Sunday, January 16, 2005
Subscribe to:
Post Comments (Atom)
2 comments:
Jamie: Great photo on your findateacher page. Also hate the rabbit. If all Japanese teenagers will be fluent in english in 15 years, what will happen to Japanese culture?
Dad
The only people who seriously worry about Japanese culture dissapearing are TV pundits and members of the Chrysanthemum Club. The Chrysanthemum Club has no dues, no applications or clubhouse, and membership is open to anyone not born or raised in Japan who fetishizes traditional Japan to the point of absurdity and go so far as to explain away Japanese war atrocities with "cultural relativity" and other such horseshit.
English is a vital and vibrant part of the culture, and despite the massive amount of English education, it is essentially a joyless affair. Not to say teaching kids isn't fun, but for the most part they are sent there by the so called "Kyoiku Mama": "Education Mom's" who believe in English as a status symbol and chance for advancement, not a means of communication.

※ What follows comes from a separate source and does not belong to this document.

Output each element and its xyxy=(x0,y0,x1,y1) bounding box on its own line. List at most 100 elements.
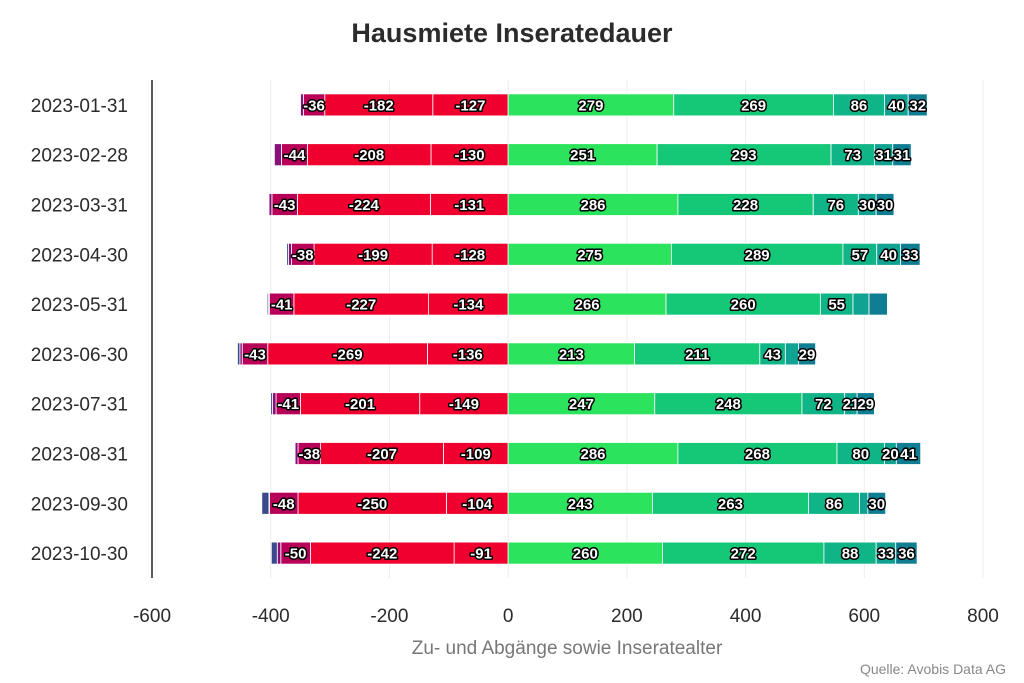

Besides, Japanese is already thoroughly steeped in English but is no less Japanese for the wear, things are shortened and twisted around to make more sense. Jimi Hendrix here is "Jimi Hen" (hen means strange).
The English "My" is used everyday in Japanese in specific possessive contexts, the most common being "Mai homu" (My home) and "Mai kaa" (My car), but because it is so much shorter and easier to say that the direct Japanese equivalent (watashi no...) it is often used (although mostly jokingly) on Japanese nouns as well like "Mai hashi" (my chopsticks).
While the native Japanese language dealt with the initial major influx of the Chinese language over a millenia ago, it is now going through it's second radical overhaul with English. Which, ironically, is itself a much more bastardized language than Japanese, being all cobbled together from French, native British dialects, Norse, Greek, Latin... No matter where it's words come from, language comes from the people using it, and despite the English influx, it still isn't any easier to explain to a Japanese person why we don't start and end every meal with the same set phrases. You can use English words, but the sentiment is purely Japanese.